Leicester Diabetes Centre, Leicester General Hospital, University Hospitals of Leicester, UK.
Diabetes Research Centre, University of Leicester, Leicester General Hospital, UK.
J Diabetes Sci Technol. 2020 Jan;14(1):55-64. doi: 10.1177/1932296819877194. Epub 2019 Oct 9.
Accurately predicting the risk of diabetic foot ulceration (DFU) could dramatically reduce the enormous burden of chronic wound management and amputation. Yet, the current prognostic models are unable to precisely predict DFU events. Typically, efforts have focused on individual factors like temperature, pressure, or shear rather than the overall foot microclimate.
A systematic review was conducted by searching PubMed reports with no restrictions on start date covering the literature published until February 20, 2019 using relevant keywords, including temperature, pressure, shear, and relative humidity. We review the use of these variables as predictors of DFU, highlighting gaps in our current understanding and suggesting which specific features should be combined to develop a real-time microclimate prognostic model.
The current prognostic models rely either solely on contralateral temperature, pressure, or shear measurement; these parameters, however, rarely reach 50% specificity in relation to DFU. There is also considerable variation in methodological investigation, anatomical sensor configuration, and resting time prior to temperature measurements (5-20 minutes). Few studies have considered relative humidity and mean skin resistance.
Very limited evidence supports the use of single clinical parameters in predicting the risk of DFU. We suggest that the microclimate as a whole should be considered to predict DFU more effectively and suggest nine specific features which appear to be implicated for further investigation. Technology supports real-time in-shoe data collection and wireless transmission, providing a potentially rich source of data to better predict the risk of DFU.

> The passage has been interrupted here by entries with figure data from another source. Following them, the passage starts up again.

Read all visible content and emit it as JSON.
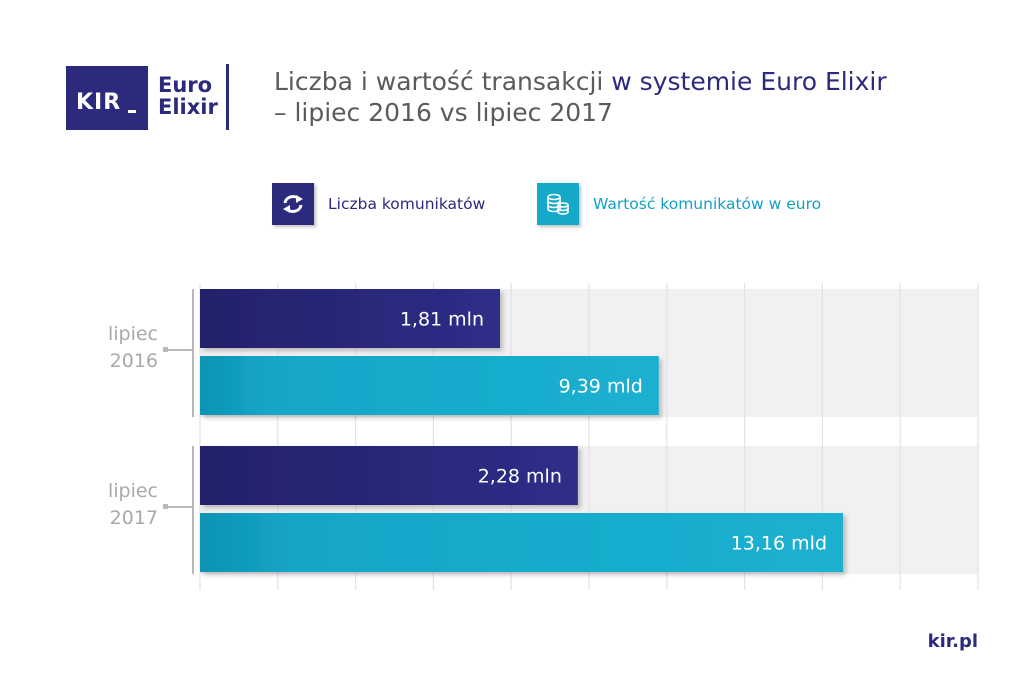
{
  "logo": {
    "kir": "KIR",
    "euro": "Euro",
    "elixir": "Elixir"
  },
  "title": {
    "line1_part1": "Liczba i wartość transakcji ",
    "line1_part2": "w systemie Euro Elixir",
    "line2": "– lipiec 2016 vs lipiec 2017"
  },
  "legend": [
    {
      "label": "Liczba komunikatów",
      "icon": "refresh-arrows-icon",
      "color": "#2b2a7d"
    },
    {
      "label": "Wartość komunikatów w euro",
      "icon": "coins-icon",
      "color": "#14a8c9"
    }
  ],
  "chart_data": {
    "type": "bar",
    "orientation": "horizontal",
    "categories": [
      {
        "line1": "lipiec",
        "line2": "2016"
      },
      {
        "line1": "lipiec",
        "line2": "2017"
      }
    ],
    "series": [
      {
        "name": "Liczba komunikatów",
        "values": [
          1.81,
          2.28
        ],
        "labels": [
          "1,81 mln",
          "2,28 mln"
        ],
        "color": "#2b2a7d"
      },
      {
        "name": "Wartość komunikatów w euro",
        "values": [
          9.39,
          13.16
        ],
        "labels": [
          "9,39 mld",
          "13,16 mld"
        ],
        "color": "#14a8c9"
      }
    ],
    "grid": true,
    "legend": "top"
  },
  "footer": {
    "site": "kir.pl"
  }
}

准确预测糖尿病足溃疡(DFU)的风险可以显著降低慢性伤口管理和截肢的巨大负担。然而,目前的预测模型无法精确预测 DFU 事件。通常,研究集中在个体因素(如温度、压力或剪切力)上,而不是整体足部微气候。
通过在 PubMed 上搜索报告,系统地进行了综述,没有对开始日期的限制,涵盖了截至 2019 年 2 月 20 日发表的文献,使用了相关的关键词,包括温度、压力、剪切力和相对湿度。我们回顾了这些变量作为 DFU 预测指标的使用情况,突出了我们目前理解中的差距,并提出了应结合哪些具体特征来开发实时微气候预测模型。
目前的预测模型要么仅依赖于对侧温度、压力或剪切力的测量;然而,这些参数与 DFU 的特异性很少达到 50%。在方法学研究、解剖传感器配置和温度测量前的休息时间(5-20 分钟)方面也存在相当大的差异。很少有研究考虑相对湿度和平均皮肤电阻。
非常有限的证据支持使用单一临床参数来预测 DFU 的风险。我们建议应考虑整个微气候来更有效地预测 DFU,并提出了九个似乎有进一步研究价值的特定特征。技术支持实时鞋内数据采集和无线传输,为更好地预测 DFU 风险提供了潜在的丰富数据源。